Apostando num visual de videoclipe, com trilha sonora calcada em rock contemporâneo de FM, o filme erra não só por escancarar suas referências e situações que copiam deliberadamente outras obras (como a clássica cena em que Rocky Balboa e Apollo Creed corriam no fim do treinamento, aqui feita por Faris e Hounsou), como até seus próprios atores soam como imitações de outros artistas. O casal principal por exemplo: Faris é um sub Tom Cruise, não só parecido fisicamente (principalmente o rosto), como em alguns trejeitos (mas inferior em talento) com o astro. Amber Heard então é uma sub-sub Jessica Alba (e olha que a atriz de Quarteto Fantástico nem é tão boa intérprete assim, porém possui curvas muito mais delineadas e sedutoras). O vilão então é o máximo do estereótipo: o playboy abobado metido a lutador que “pega” todas as meninas do colégio e tem uma fila imensa de puxa sacos. O único a dar um pouco de dignidade ao seu personagem é Djimon Hounsou (do bom Diamante de Sangue, com Leonardo Di Caprio), como o professor que perdeu o irmão assassinado no Brasil e ficou anos sem falar com o pai.

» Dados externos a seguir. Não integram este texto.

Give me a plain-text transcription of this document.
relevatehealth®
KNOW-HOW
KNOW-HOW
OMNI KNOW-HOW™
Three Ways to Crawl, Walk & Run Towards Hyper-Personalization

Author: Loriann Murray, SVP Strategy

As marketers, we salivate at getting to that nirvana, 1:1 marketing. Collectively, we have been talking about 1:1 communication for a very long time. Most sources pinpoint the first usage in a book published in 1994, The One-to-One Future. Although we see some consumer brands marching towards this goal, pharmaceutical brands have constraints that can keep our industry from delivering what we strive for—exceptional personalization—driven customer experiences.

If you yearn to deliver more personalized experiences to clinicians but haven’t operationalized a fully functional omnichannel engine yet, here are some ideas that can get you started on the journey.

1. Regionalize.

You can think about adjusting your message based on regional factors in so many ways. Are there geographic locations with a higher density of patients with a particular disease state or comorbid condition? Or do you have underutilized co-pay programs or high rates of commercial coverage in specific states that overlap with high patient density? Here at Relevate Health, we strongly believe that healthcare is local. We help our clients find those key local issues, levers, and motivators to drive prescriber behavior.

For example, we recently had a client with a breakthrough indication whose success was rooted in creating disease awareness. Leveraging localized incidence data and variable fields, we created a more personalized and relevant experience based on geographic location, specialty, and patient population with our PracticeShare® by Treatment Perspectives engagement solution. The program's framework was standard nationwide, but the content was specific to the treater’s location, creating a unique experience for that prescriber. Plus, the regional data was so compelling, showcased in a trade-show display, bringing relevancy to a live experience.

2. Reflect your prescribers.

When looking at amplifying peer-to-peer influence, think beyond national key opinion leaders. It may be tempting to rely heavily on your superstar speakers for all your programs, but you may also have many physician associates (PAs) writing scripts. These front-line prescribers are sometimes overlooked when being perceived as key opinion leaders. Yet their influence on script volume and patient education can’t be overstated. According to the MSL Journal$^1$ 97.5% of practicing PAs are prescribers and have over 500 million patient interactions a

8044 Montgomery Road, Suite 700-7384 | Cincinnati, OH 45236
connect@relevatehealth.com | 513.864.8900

Aliás, o Brasil é citado de diferentes maneiras durante os 110 minutos de projeção. Não só na vida de Jean Roqua, mas principalmente na maneira como aparecem as lutas: o jiu-jitsu é a referência mais clara (e ao menos nisso o longa acerta, pois os combates são coreografados corretamente) e há ainda uma bandeira do nosso país que aparece ao fundo bem visível numa cena.

Por mais que tente dar um ar de dramaticidade na vida do protagonista (que perdeu o pai num acidente de carro e vive em conflito com a mãe) e faça uma pequena crítica à geração iTunes, Quebrando Regras é uma miscelânea cinematográfica sem personalidade (não que cinema de referências seja ruim, quiçá Tarantino para contar a história, mas aqui é tudo muito mal feito) que retrata a juventude americana do século XXI de forma generalizada e extremamente caricata: jovens sarados e garotas safadas, todos fãs de lutas e sem um pingo de sensibilidade. Mas é o tipo de filme que deve encontrar um público, inclusive no Brasil: aquele que assiste Malhação, gostou de O Magnata e não liga para histórias bem conduzidas, desde que tenham bastante porrada e meninas semi-nuas na tela.